Another difference they noted was the varying ages of the players. On their team there are two sets of father and son.
“This I could play till they gotta cart me off the field,” Ron said, adding that he looks forward to playing ball with his two young sons.
Brad Kauffman, 19, attends Hickory Ridge Community Church in Greenwood and plays on the same team as his father, who used to coach his Little League team. “This league is completely opposite Little League,” Kauffman said. “In secular leagues it is way more intense; the parents take it personally if you get their kid out or tag them too hard. This is more laid back and fun.”
Kauffman’s older sister Rita Tennefoss brings her three-month-old girl to the games, but not just to watch her husband, father and brother play.
“The reason I really, really like to come is to be with my friends and get out of the house,” Tennefoss said.
Others agree that the social environment is just as much fun as watching or playing the games.
Heather Abbott, mother of two, ages 3 and 9, plays center field or second base for Avenue Methodist Church in Milford. “I just come out to fellowship and enjoy the other people,” she said. As for being one of the few females on the team, Abbott said, “They don’t make it challenging at all; they are happy to have us.”
This church league first began forming in October 2001 when Craig Simpson of Bridgeville first put action to his idea.

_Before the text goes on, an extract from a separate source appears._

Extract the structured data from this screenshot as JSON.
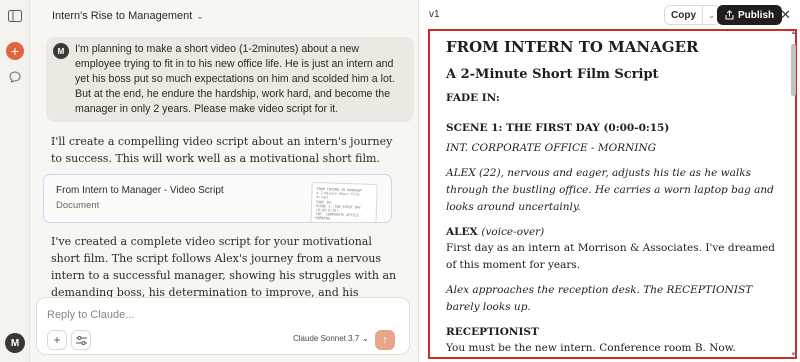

At the time he attended Hickory Ridge and was well acquainted with local Mennonite churches, but in order to form a league he had to branch out.
“I just opened up the phone book and started calling churches,” Simpson said.
Initially he faced many challenges, including an illness that had him in the hospital for months.
“It affected me initially because I could hardly speak,” Simpson said. “Imagine calling up a stranger and talking with a raspy voice and asking them to join a league.”
Another obstacle Simpson said he faced was “getting people to believe in something that isn’t in existence.”
But, he said that the coaches from different churches believed it could happen, and together they built something from nothing.
Forming a league involved establishing rules, hiring umpires and scheduling games. Each team paid a league fee that covers the cost for renting the ball field and paying the umpires.
“Just the way things have come together at the last minute, you get the feeling that God’s hand is involved,” Simpson said, referring to an instance when a team backed out the day before the season was supposed to start, but the next day another church called and filled its void.
Simpson hopes to add a few more teams next season and is even looking to add volleyball and basketball leagues for the fall and winter, but finding a location has been the biggest obstacle for that.
Any churches interested in joining the league are encouraged to contact Craig Simpson.
Simpson’s wife Bethany said, “I’m just glad to see the way his little dream has become this big thing.”